Sex was From Here to Eternity - "the book they said couldn't be filmed". The captain's wife turned out to be Deborah Kerr (not Joan Crawford, the first casting) in a black swimsuit rolling in the Hawaiian surf with Burt Lancaster. In the book, her character strips off for him, revealing the livid scar that mars her body (a bungled abortion?), and asks him, "There, Sergeant, is that what you want?" So grim candour turned into the first splashy ad for getaway holidays - "Come to Hawaii, and you could come, too."

No one mined the tension in the 1950s more acutely than Alfred Hitchcock: he had always felt the pulse of voyeurism, and he knew the age was fit to bust from frustration (as well as ready for busts). So in To Catch a Thief, he had Grace Kelly suddenly kiss Cary Grant and then ask him at a picnic the next day whether he preferred "a leg or a breast". (Chicken, you see; she was fully coutured at the time.)

In Vertigo, when Kim Novak regains consciousness after Jimmy Stewart has rescued her from the San Francisco bay, she realises she's naked under the blanket: that he has undressed her. And she has a furtive, feral look, like an animal that wonders if he saw its scar - or even its magic box. (This would help explain Vertigo.) And then in Psycho, you got to see Janet Leigh three times in her underwear - with never a cuttable nipple or an offending erogenous zone (how hateful prude-talk is), even in the shower scene - before some rising energy in us or Norman Bates lunged at her.

It was a foolish age, driven into daft spirals of metaphor and suggestion. But the mood of desire in movies was often palpable - and I miss it. Our mainstream movies are able, more or less, to hire in female nudity, and get it to perform (in fact, many actresses fight fierce battles to guard dignity and private places, yet still risk having "unofficial" candids turn up on the Net).

The mainstream is pious about not "getting into pornography" - and one result of that is that sexuality or sexual experience are as rare in movies as they ever were. It's just that now there's a lot of false advertising. But desire is gone. There was a time on screens when people looked at each other with the rapt, inward transport that shows on audience faces in the spilled light from the screen.

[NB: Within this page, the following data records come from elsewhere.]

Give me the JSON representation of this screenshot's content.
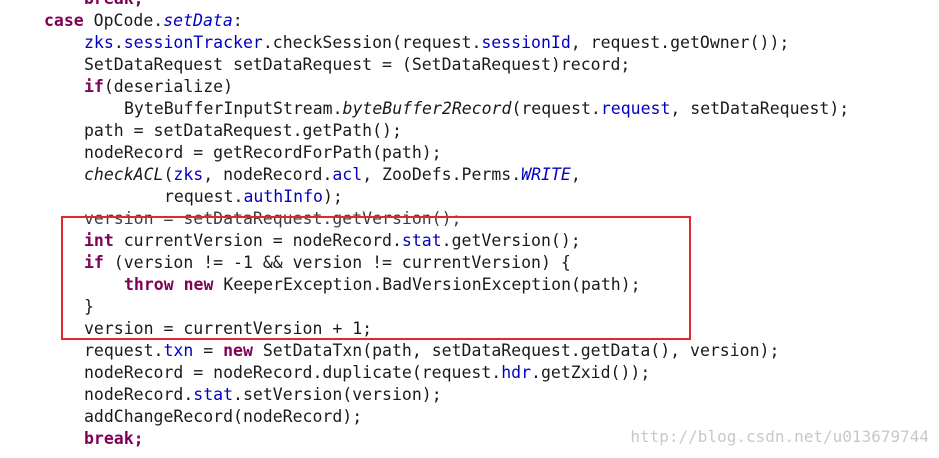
{
  "code": {
    "lines": [
      {
        "indent": 84,
        "segs": [
          {
            "t": "break;",
            "c": "kw"
          }
        ]
      },
      {
        "indent": 44,
        "segs": [
          {
            "t": "case",
            "c": "kw"
          },
          {
            "t": " OpCode."
          },
          {
            "t": "setData",
            "c": "ifield"
          },
          {
            "t": ":"
          }
        ]
      },
      {
        "indent": 84,
        "segs": [
          {
            "t": "zks",
            "c": "field"
          },
          {
            "t": "."
          },
          {
            "t": "sessionTracker",
            "c": "field"
          },
          {
            "t": ".checkSession(request."
          },
          {
            "t": "sessionId",
            "c": "field"
          },
          {
            "t": ", request.getOwner());"
          }
        ]
      },
      {
        "indent": 84,
        "segs": [
          {
            "t": "SetDataRequest setDataRequest = (SetDataRequest)record;"
          }
        ]
      },
      {
        "indent": 84,
        "segs": [
          {
            "t": "if",
            "c": "kw"
          },
          {
            "t": "(deserialize)"
          }
        ]
      },
      {
        "indent": 124,
        "segs": [
          {
            "t": "ByteBufferInputStream."
          },
          {
            "t": "byteBuffer2Record",
            "c": "italic"
          },
          {
            "t": "(request."
          },
          {
            "t": "request",
            "c": "field"
          },
          {
            "t": ", setDataRequest);"
          }
        ]
      },
      {
        "indent": 84,
        "segs": [
          {
            "t": "path = setDataRequest.getPath();"
          }
        ]
      },
      {
        "indent": 84,
        "segs": [
          {
            "t": "nodeRecord = getRecordForPath(path);"
          }
        ]
      },
      {
        "indent": 84,
        "segs": [
          {
            "t": "checkACL",
            "c": "italic"
          },
          {
            "t": "("
          },
          {
            "t": "zks",
            "c": "field"
          },
          {
            "t": ", nodeRecord."
          },
          {
            "t": "acl",
            "c": "field"
          },
          {
            "t": ", ZooDefs.Perms."
          },
          {
            "t": "WRITE",
            "c": "ifield"
          },
          {
            "t": ","
          }
        ]
      },
      {
        "indent": 164,
        "segs": [
          {
            "t": "request."
          },
          {
            "t": "authInfo",
            "c": "field"
          },
          {
            "t": ");"
          }
        ]
      },
      {
        "indent": 84,
        "segs": [
          {
            "t": "version = setDataRequest.getVersion();",
            "c": "faded"
          }
        ]
      },
      {
        "indent": 84,
        "segs": [
          {
            "t": "int",
            "c": "kw"
          },
          {
            "t": " currentVersion = nodeRecord."
          },
          {
            "t": "stat",
            "c": "field"
          },
          {
            "t": ".getVersion();"
          }
        ]
      },
      {
        "indent": 84,
        "segs": [
          {
            "t": "if",
            "c": "kw"
          },
          {
            "t": " (version != -1 && version != currentVersion) {"
          }
        ]
      },
      {
        "indent": 124,
        "segs": [
          {
            "t": "throw",
            "c": "kw"
          },
          {
            "t": " "
          },
          {
            "t": "new",
            "c": "kw"
          },
          {
            "t": " KeeperException.BadVersionException(path);"
          }
        ]
      },
      {
        "indent": 84,
        "segs": [
          {
            "t": "}"
          }
        ]
      },
      {
        "indent": 84,
        "segs": [
          {
            "t": "version = currentVersion + 1;"
          }
        ]
      },
      {
        "indent": 84,
        "segs": [
          {
            "t": "request."
          },
          {
            "t": "txn",
            "c": "field"
          },
          {
            "t": " = "
          },
          {
            "t": "new",
            "c": "kw"
          },
          {
            "t": " SetDataTxn(path, setDataRequest.getData(), version);"
          }
        ]
      },
      {
        "indent": 84,
        "segs": [
          {
            "t": "nodeRecord = nodeRecord.duplicate(request."
          },
          {
            "t": "hdr",
            "c": "field"
          },
          {
            "t": ".getZxid());"
          }
        ]
      },
      {
        "indent": 84,
        "segs": [
          {
            "t": "nodeRecord."
          },
          {
            "t": "stat",
            "c": "field"
          },
          {
            "t": ".setVersion(version);"
          }
        ]
      },
      {
        "indent": 84,
        "segs": [
          {
            "t": "addChangeRecord(nodeRecord);"
          }
        ]
      },
      {
        "indent": 84,
        "segs": [
          {
            "t": "break;",
            "c": "kw"
          }
        ]
      }
    ]
  },
  "watermark": "http://blog.csdn.net/u013679744",
  "colors": {
    "keyword": "#7f0055",
    "field": "#0000c0",
    "highlight_border": "#e0282f"
  }
}
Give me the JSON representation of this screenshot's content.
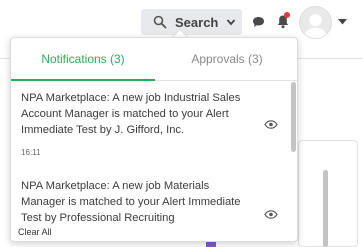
{
  "topbar": {
    "search_label": "Search",
    "notification_dot_color": "#e53935"
  },
  "tabs": [
    {
      "label": "Notifications (3)",
      "active": true
    },
    {
      "label": "Approvals (3)",
      "active": false
    }
  ],
  "notifications": [
    {
      "text": "NPA Marketplace: A new job Industrial Sales Account Manager is matched to your Alert Immediate Test by J. Gifford, Inc.",
      "time": "16:11"
    },
    {
      "text": "NPA Marketplace: A new job Materials Manager is matched to your Alert Immediate Test by Professional Recruiting",
      "time": ""
    }
  ],
  "footer": {
    "clear_all_label": "Clear All"
  },
  "colors": {
    "accent": "#2eac5a",
    "muted_tab": "#8a8a8a"
  }
}
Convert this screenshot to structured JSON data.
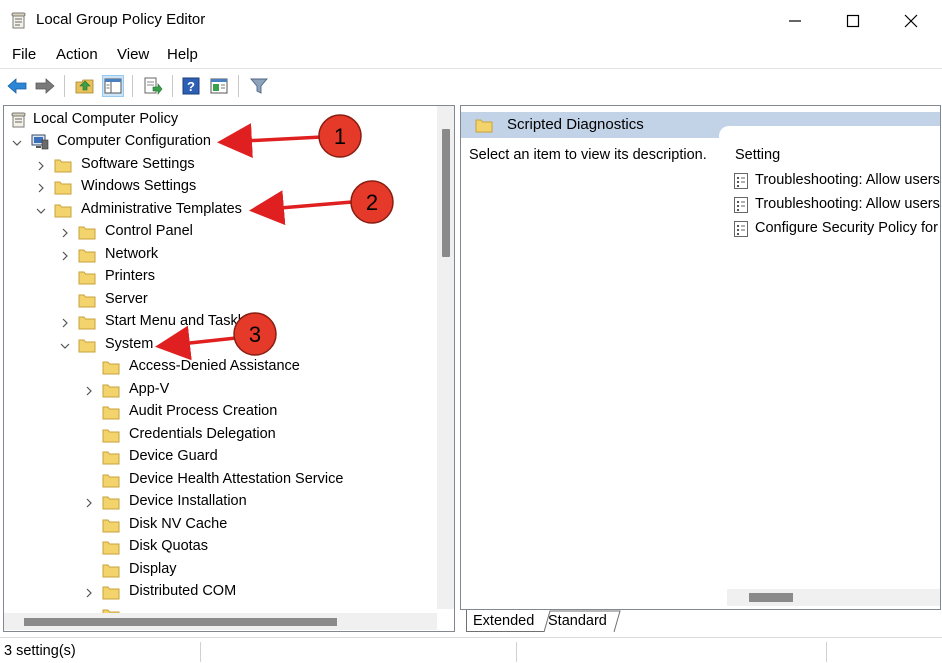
{
  "window": {
    "title": "Local Group Policy Editor",
    "app_icon": "policy-scroll-icon",
    "controls": [
      "minimize-icon",
      "maximize-icon",
      "close-icon"
    ]
  },
  "menu": [
    "File",
    "Action",
    "View",
    "Help"
  ],
  "toolbar": {
    "buttons": [
      "back-arrow-icon",
      "forward-arrow-icon",
      "up-folder-icon",
      "show-hide-tree-icon",
      "export-list-icon",
      "help-icon",
      "properties-view-icon",
      "filter-icon"
    ]
  },
  "tree": {
    "root": "Local Computer Policy",
    "computer_config": "Computer Configuration",
    "software_settings": "Software Settings",
    "windows_settings": "Windows Settings",
    "admin_templates": "Administrative Templates",
    "control_panel": "Control Panel",
    "network": "Network",
    "printers": "Printers",
    "server": "Server",
    "start_menu": "Start Menu and Taskb",
    "system": "System",
    "system_children": [
      "Access-Denied Assistance",
      "App-V",
      "Audit Process Creation",
      "Credentials Delegation",
      "Device Guard",
      "Device Health Attestation Service",
      "Device Installation",
      "Disk NV Cache",
      "Disk Quotas",
      "Display",
      "Distributed COM"
    ]
  },
  "details": {
    "header": "Scripted Diagnostics",
    "description": "Select an item to view its description.",
    "column_setting": "Setting",
    "settings": [
      "Troubleshooting: Allow users",
      "Troubleshooting: Allow users",
      "Configure Security Policy for"
    ]
  },
  "tabs": {
    "extended": "Extended",
    "standard": "Standard"
  },
  "status": {
    "text": "3 setting(s)"
  },
  "annotations": {
    "badge1": "1",
    "badge2": "2",
    "badge3": "3",
    "badge_color": "#e02020",
    "arrow_color": "#e02020"
  }
}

We can't go back. You wouldn't want to reinstate censorship. (Though that doesn't rule out the principle that art thrives on restrictions.) But then remember Laura, a movie in which you see a guy (Dana Andrews) falling in love with a bad painting of a woman he thinks is dead. Fascination is not a rational thing. The surrealists always felt that no medium reached so deep into the folly of desire as the movies. Hitchcock and Luis Bunuel (children of Catholic families and censorious societies) were geniuses who taught us to see the skin beneath the shift - in Vertigo and Belle de Jour. Lili St Cyr worked to the same law: "Don't touch," her image warned. "But be touched? There, now."